When I told him that, he flipped out. That’s disgusting, he said. No man–no man, no man ever–would be okay with it. No man. If someone says otherwise, there’s something wrong with him.

We see the same line of reasoning used in other arenas. No man would be okay with having sex with another man–if a guy fancies other men, there must be some kind of damage or trauma, as one example.

And then it clicked.

I would like to propose that there is another bug in the operating firmware of humanity, similar to the fundamental attribution error. Call it the fundamental construction error, if you will. We as human beings re-construct the world in our own image, assigning our own values, ideas, squicks, taboos, likes, and dislikes to the great mass of humanity as a whole. “Nobody likes,” “everybody wants,” “nobody would,” “everybody thinks”–all statements of this class can most properly be understood to mean “I don’t like,” “I want,” “I wouldn’t,” and “I think.”

“You must be damaged in order to be gay” really means “nobody would want to be gay,” which really means “I wouldn’t want to be gay.”

“All sex workers are victims” really means “nobody would want to be a sex worker,” which really means “I wouldn’t want to be a sex worker.”

The fundamental reconstruction error makes it extremely difficult to realize that other people can be, on a very deep level, not like us. We assume that others are like us. This tacit assumption is the foundation of most of the models we build of the social world around us. It doesn’t get explicitly mentioned because it’s wired so deep it doesn’t even get noticed.

Why are porn performers and sex workers victims? Because nobody would do these things voluntarily. Why would nobody do these things voluntarily? Because I wouldn’t do these things voluntarily. Ergo, it must be–it follows inevitably that it has to be–that people who do these things are damaged, broken, victimized, or have no other choice.

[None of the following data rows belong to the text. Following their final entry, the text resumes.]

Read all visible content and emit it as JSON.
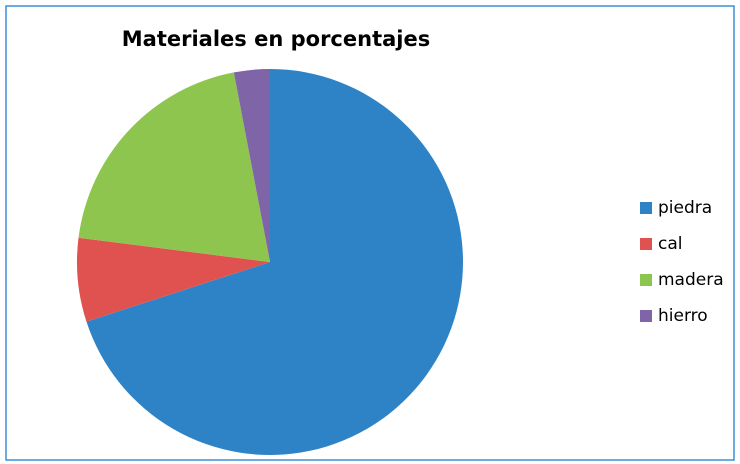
{
  "chart_data": {
    "type": "pie",
    "title": "Materiales en porcentajes",
    "categories": [
      "piedra",
      "cal",
      "madera",
      "hierro"
    ],
    "values": [
      70,
      7,
      20,
      3
    ],
    "colors": [
      "#2e83c6",
      "#e0524f",
      "#8ec54f",
      "#8064a8"
    ],
    "legend": "right"
  }
}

And since it follows that these people are damaged, broken, victimized, or have no other choice, then the stories of people who work in the sex industry voluntarily can be discarded–because they are the words of someone who is damaged, broken, victimized, or has no other choice.


I would like, therefore, to propose a radical idea:

The world is made of lots of people. Some of those people are different from you, and have different ideas about what they want, what turns them on, what is and is not acceptable for them, and what they would like to do.

Some of those ideas are alien, maybe even incomprehensible, to you.

Accept that it is true. Start from the assumption that even if something sounds weird, distasteful, or even disgusting to you, it may not be so to others–and that fact alone does not prove those other folks have something wrong with them. If someone tells you they like something, and you have no compelling evidence that they’re lying, believe them–even if you don’t understand why.

How do you do it?

Awareness of the fact that your cognitive impulses are buggy is a good place to start. I started looking at myself any time I caught myself saying “oh, that driver is an asshole” or “oh, that person is obviously an inconsiderate jerkoff”–I would stop and say “huh. Have I ever done that? Is this an example of the fundamental attribution error?”

Doing the same thing when you find yourself assuming that all X are Y, especially if it’s “all X are victims” or “all X are damaged goods,” is probably a good mechanism for sorting out the fundamental reconstruction error. Is that really true, or are you just re-creating the world in your own image?